Assigning goals to aspects of our lives is a common practice when the calendar page lands back at January. A renewed sense of hope gets us thinking about initiating change. We will be slimmer, fitter, spend more time with the kids, increase revenue by 10%, volunteer. In a sense, New Years’ resolutions spark an entrepreneurial spirit; we feel confident to innovate, improve, see an idea through to execution. 

 
According to economist, Richard Cantillon, who coined the term, an entrepreneur is a “person who is willing to help launch a new venture or enterprise and accept full responsibility for the outcome.” Jean Baptiste Say’s 19th century version is “one who undertakes an enterprise, especially a contractor, acting as intermediary between capital and labour.” 


Entrepreneurs are thought to craft ideas that will change the future–whether it is a product or service offering that will not only add competition to the market place, but change an industry in some way. In the commonly referred to case of Apple, Steve Jobs was a business owner as well as an entrepreneur. Along with his team, he was always “creating the future” of the digital business. 


There are also what are called Social Entrepreneurs; they build a business that makes profit used to pave the way to social change. For example, John Wood, founder of  HYPERLINK "http://www.roomtoread.org/" Room to Read, is a social entrepreneur, opening libraries and schools in nine developing countries around the world. Lifestyle entrepreneurs are also becoming more common, defined as someone who puts passion before profit, and uses a business model in which their talent can grow in its own niche, not necessarily to be sold to shareholders.
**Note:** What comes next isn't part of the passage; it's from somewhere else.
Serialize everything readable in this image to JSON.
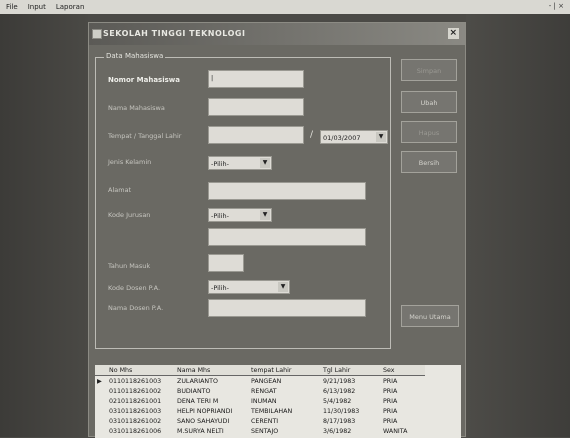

This could describe anyone from novelist to creator of mobile phone apps. 

 
Business owners can fall under all of these descriptions, but not all people who own a business are entrepreneurs. And not every entrepreneur is a business owner.

What is the difference?
Where one is working to mitigate risk, the other welcomes it.

Entrepreneurs often find a way to change an industry through a business model, build the business, sell it, and move on to the next endeavor.

Also, entrepreneurs often create something from scratch; business owners may build their business from the ground up, but are also responsible for day-to-day operations, with little time for bringing new ideas, innovations, or technologies to fruition.  

Twist Image President, Mitch Joel says of entrepreneurs and business owners:
“For some, it will involve their ability to embrace a new business model, for others it will involve their ability to respect the business owner that they have become while still embracing their internal Entrepreneur (and letting that mindset roam free). Regardless, the future is not going to be established by the business owners of today. The future is going to be created by the entrepreneurs who have the vision, business mindset and courage to not fall into the business owner's mindset of mitigating risk and minimizing mistakes.”

There is a sense of entrepreneurs being more revered. They appear to pursue without fear, where business owners don’t have that luxury. Like Mr. Cantillon said, they are responsible for outcomes and have to be accountable to the bottom line.

As an owner, if you were to run your business with an entrepreneur’s approach, would you take on a different role in your business? Would you grow? Distill your service offering? Take the lead in your industry?

Perhaps to be both entrepreneur and business owner it takes a slight shift in identity. If you are an acceptor of failure, and willing, to, as my father used to say, “try, try again,” then step outside your business owner role and don’t let your entrepreneurial spirit dim this year. Now that’s a resolution.